The busses in AVR microcontrollers are configured to provide the CPU instruction bus priority access to the on-chip Flash memory. The CPU data bus has priority access to the SRAM.

 

Reducing Complexity, Increasing Efficiency

CPU-AVRMany people believe RISC is an acronym for "Reduced Instruction Set Computer", and that a RISC device must have a limited number of instructions. But those familiar with the history RISC and CISC will know that RISC is an acronym for "Reduced COMPLEXITY Instruction Set Computer". Since the term RCISC was inelegant, the acronym RISC was applied to the theory.
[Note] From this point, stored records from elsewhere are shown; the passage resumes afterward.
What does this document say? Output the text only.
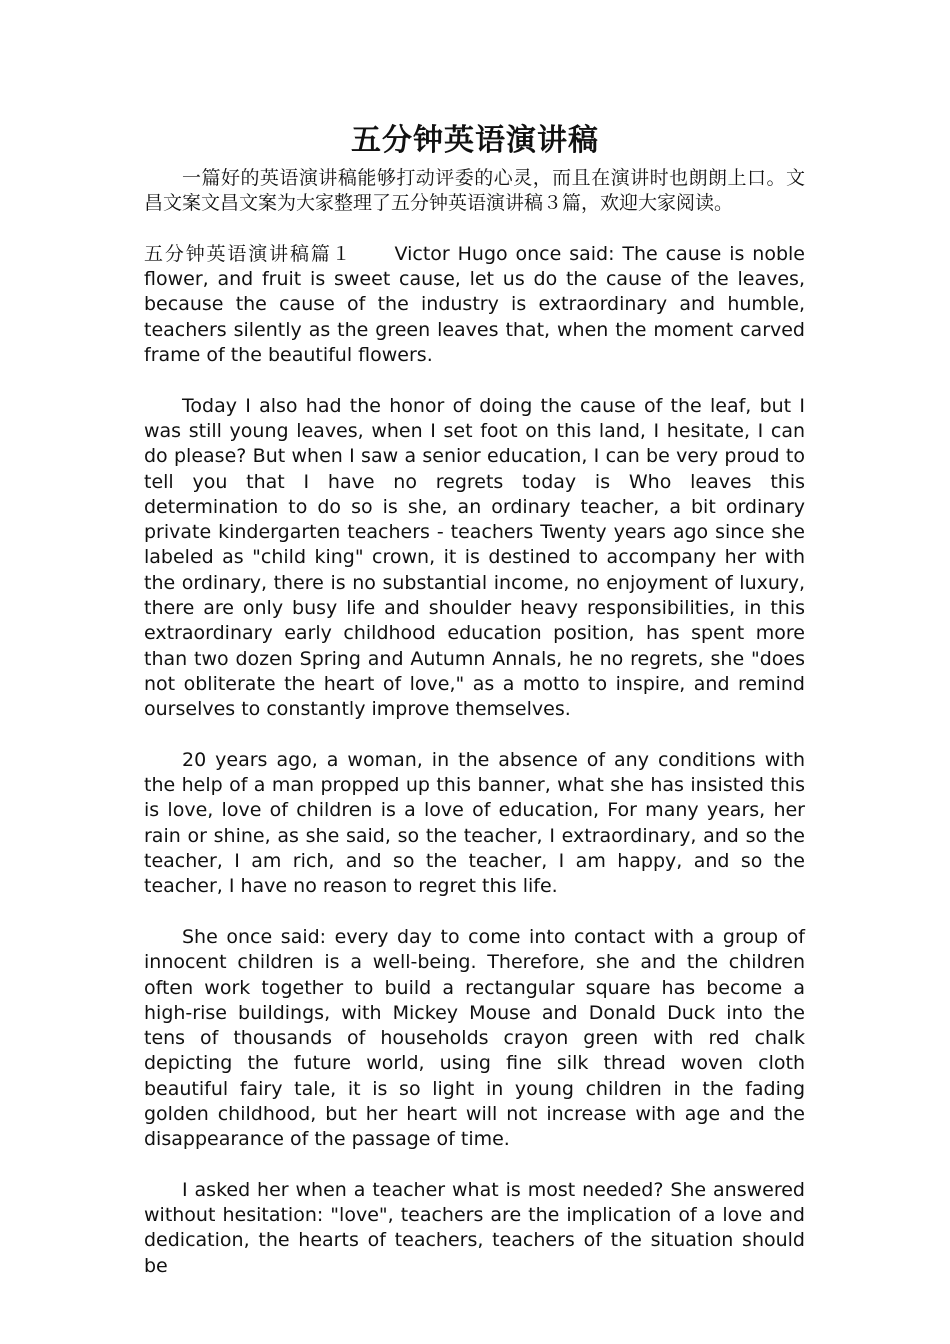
五分钟英语演讲稿

一篇好的英语演讲稿能够打动评委的心灵，而且在演讲时也朗朗上口。文昌文案文昌文案为大家整理了五分钟英语演讲稿３篇，欢迎大家阅读。

五分钟英语演讲稿篇１ Victor Hugo once said: The cause is noble flower, and fruit is sweet cause, let us do the cause of the leaves, because the cause of the industry is extraordinary and humble, teachers silently as the green leaves that, when the moment carved frame of the beautiful flowers.

Today I also had the honor of doing the cause of the leaf, but I was still young leaves, when I set foot on this land, I hesitate, I can do please? But when I saw a senior education, I can be very proud to tell you that I have no regrets today is Who leaves this determination to do so is she, an ordinary teacher, a bit ordinary private kindergarten teachers - teachers Twenty years ago since she labeled as "child king" crown, it is destined to accompany her with the ordinary, there is no substantial income, no enjoyment of luxury, there are only busy life and shoulder heavy responsibilities, in this extraordinary early childhood education position, has spent more than two dozen Spring and Autumn Annals, he no regrets, she "does not obliterate the heart of love," as a motto to inspire, and remind ourselves to constantly improve themselves.

20 years ago, a woman, in the absence of any conditions with the help of a man propped up this banner, what she has insisted this is love, love of children is a love of education, For many years, her rain or shine, as she said, so the teacher, I extraordinary, and so the teacher, I am rich, and so the teacher, I am happy, and so the teacher, I have no reason to regret this life.

She once said: every day to come into contact with a group of innocent children is a well-being. Therefore, she and the children often work together to build a rectangular square has become a high-rise buildings, with Mickey Mouse and Donald Duck into the tens of thousands of households crayon green with red chalk depicting the future world, using fine silk thread woven cloth beautiful fairy tale, it is so light in young children in the fading golden childhood, but her heart will not increase with age and the disappearance of the passage of time.

I asked her when a teacher what is most needed? She answered without hesitation: "love", teachers are the implication of a love and dedication, the hearts of teachers, teachers of the situation should be
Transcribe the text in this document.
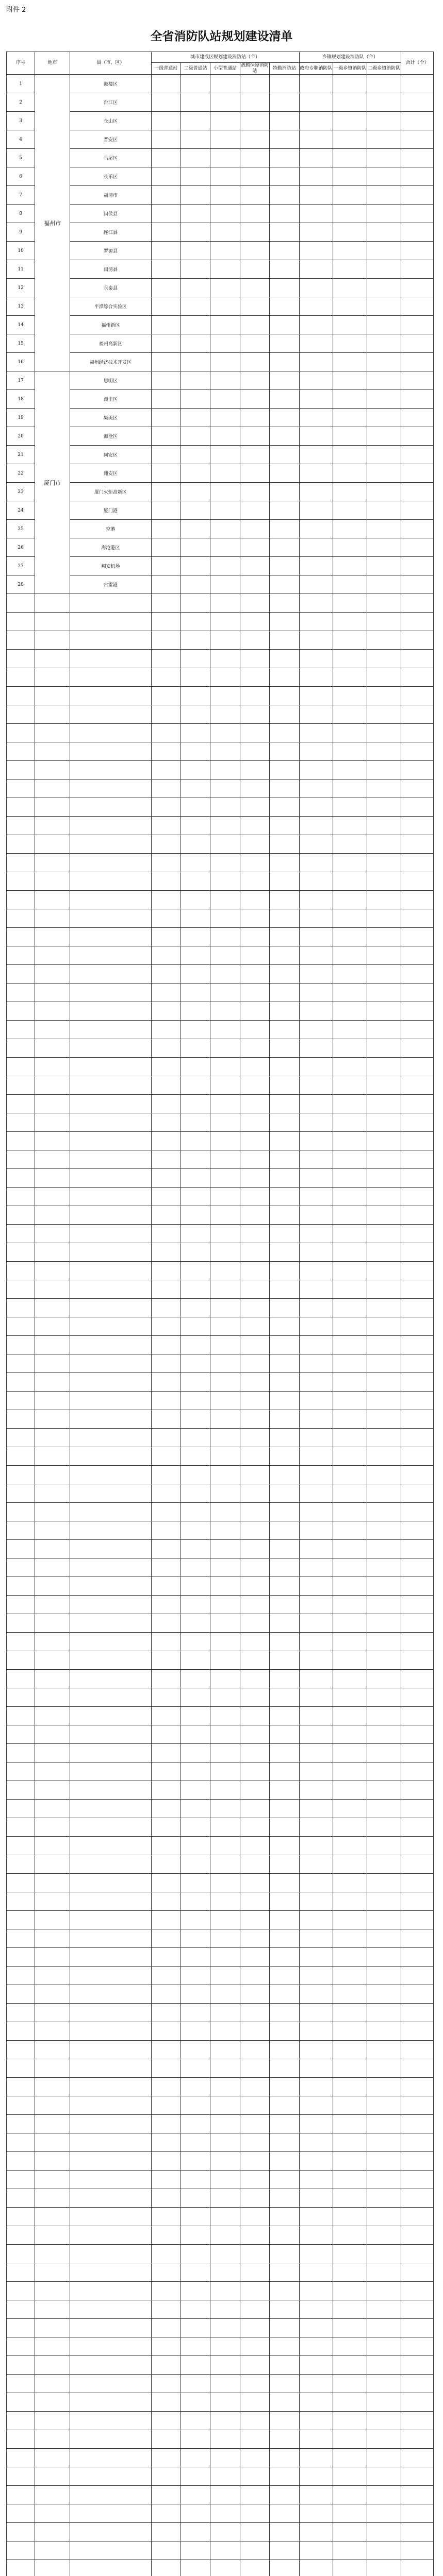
附件 2
全省消防队站规划建设清单
序号	地市	县（市、区）	城市建成区规划建设消防站（个）					乡镇规划建设消防队（个）			合计（个）
			一级普通站	二级普通站	小型普通站	战勤保障消防站	特勤消防站	政府专职消防队	一级乡镇消防队	二级乡镇消防队	
1	福州市	鼓楼区									
2		台江区									
3		仓山区									
4		晋安区									
5		马尾区									
6		长乐区									
7		福清市									
8		闽侯县									
9		连江县									
10		罗源县									
11		闽清县									
12		永泰县									
13		平潭综合实验区									
14		福州新区									
15		福州高新区									
16		福州经济技术开发区									
17	厦门市	思明区									
18		湖里区									
19		集美区									
20		海沧区									
21		同安区									
22		翔安区									
23		厦门火炬高新区									
24		厦门港									
25		空港									
26		海沧港区									
27		翔安机场									
28		古雷港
The Atmel AVR does not necessarily reduce the number of instructions in the set, but reduces the complexity of the digital circuitry required to decode each instruction. Since every instruction is a multiple of 16 bits, no energy is wasted trying to transfer and decode bits that contain no useful information.

To make the AVR instruction set as efficient as possible, the Atmel team behind the AVR CPU invited compiler experts from IAR Systems to co-develop the first AVR C compiler. Following extensive refinement, the AVR architecture became optimized for C-code execution, with bottlenecks completely eliminated during the construction phase. That is why the AVR has become synonymous with small code size, high performance, and low power consumption.

 

Enhancing Access with Working Registers

Usually, when the CPU executes a program, it requires frequent access to a limited set of data, including pointers, loop counters, semaphore status bits, and array indexes. In fact, close inspection of source code will reveal that most of the data is only required for a very short amount of time, then later discarded. That is why the AVR CPU contains multiple "working registers," which store dynamic data inside the CPU. Organized in a "register file," they eliminate the need to move temporary data from CPU to SRAM—only to read it back a few cycles later. The register file is extremely fast, allowing the CPU to read, execute, and store the result back into a register in a single clock cycle. They also require far less energy when accessed, compared to accessing a large SRAM with long address and data lines. Because no cycles are wasted, power consumption for executing code is greatly reduced.

 

DSP Instructions

The 32-bit AVR contains a very wide instruction set—with integer, fixed point and floating point DSP instructions—giving it the highest CPU performance of any AVR CPU. The 32-bit AVR instruction set includes saturation and rounding instructions that help speed up loops by requiring no internal range check of intermediate results. With fast multiply, accumulate, and divide instructions, the 32-bit AVR is the perfect choice for applications that require extensive digital signal processing.